You don't see how opaque manipulation fuels conspiracies and paranoia? Come on dude.

It seems to me that’s it’s often the conspiracy-theorists that get shadowbanned.

You have real stats to back that claim? Because leaving this up to benevolent dictators is kinda silly.

No stats at all, I just got that impression. It’s silly, but it’s often argued that social media are private platforms, that can decide themselves what content they allow. Do you suggest laws against shadowbanning should be a thing? I’m not sure that’s a good idea.

It's unrelated to the current topic but yes. Terms of service should be both ways. We already do that for user data through GDPR and similar laws and inevitably all users will have more rights including right to transparency.

I find it kinda funny that you argue against this on a platform that was founded because reddit was extremely opaque. We even have a transparent mod log here. So you really need more examples that transparency is good?

Nestle is a private company and buying up everyone's water to sell back to them is their choice

Private companies shouldn't get to do whatever they like.

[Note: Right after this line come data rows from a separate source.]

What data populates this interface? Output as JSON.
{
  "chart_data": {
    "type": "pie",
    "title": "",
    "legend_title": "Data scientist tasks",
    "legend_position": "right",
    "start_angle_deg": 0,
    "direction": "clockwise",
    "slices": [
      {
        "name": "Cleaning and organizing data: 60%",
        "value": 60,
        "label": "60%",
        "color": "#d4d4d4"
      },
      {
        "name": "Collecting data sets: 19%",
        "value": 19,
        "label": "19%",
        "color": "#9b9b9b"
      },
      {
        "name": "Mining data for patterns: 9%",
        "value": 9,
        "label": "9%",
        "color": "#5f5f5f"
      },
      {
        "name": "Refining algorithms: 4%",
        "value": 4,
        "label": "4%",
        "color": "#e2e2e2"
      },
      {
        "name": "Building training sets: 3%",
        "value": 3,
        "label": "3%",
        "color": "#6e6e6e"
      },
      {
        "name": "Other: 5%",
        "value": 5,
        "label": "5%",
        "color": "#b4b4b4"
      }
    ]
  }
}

I agree shadow banning should be illegal, along with various other policies which can cause psychological and material damage.

So, you’re suggesting that shadow banning has caused the rise of the alt-right and their conspiracy theories, which implies that they wouldn’t exist without shadow bans.

Or they already exist and are in such a fragile state that even an explicit ban makes them upset (which it does.)

I never said it was a singular cause just a contributor

Again, if you’re already that far down the rabbit hole, anything that tells you, “No, you’re wrong” is going to upset you. That includes a shadow ban, explicit ban, or somebody just telling you that you’re wrong.

If you think I’m wrong and you think shadow bans especially push people towards being alt-right and believing conspiracy theories, then I’d love to see a study that says so because that’s what would likely convince me.

Nah man it's completely different when society regulates itself through transparent rules vs opaque ones. It's more organized and self balancing.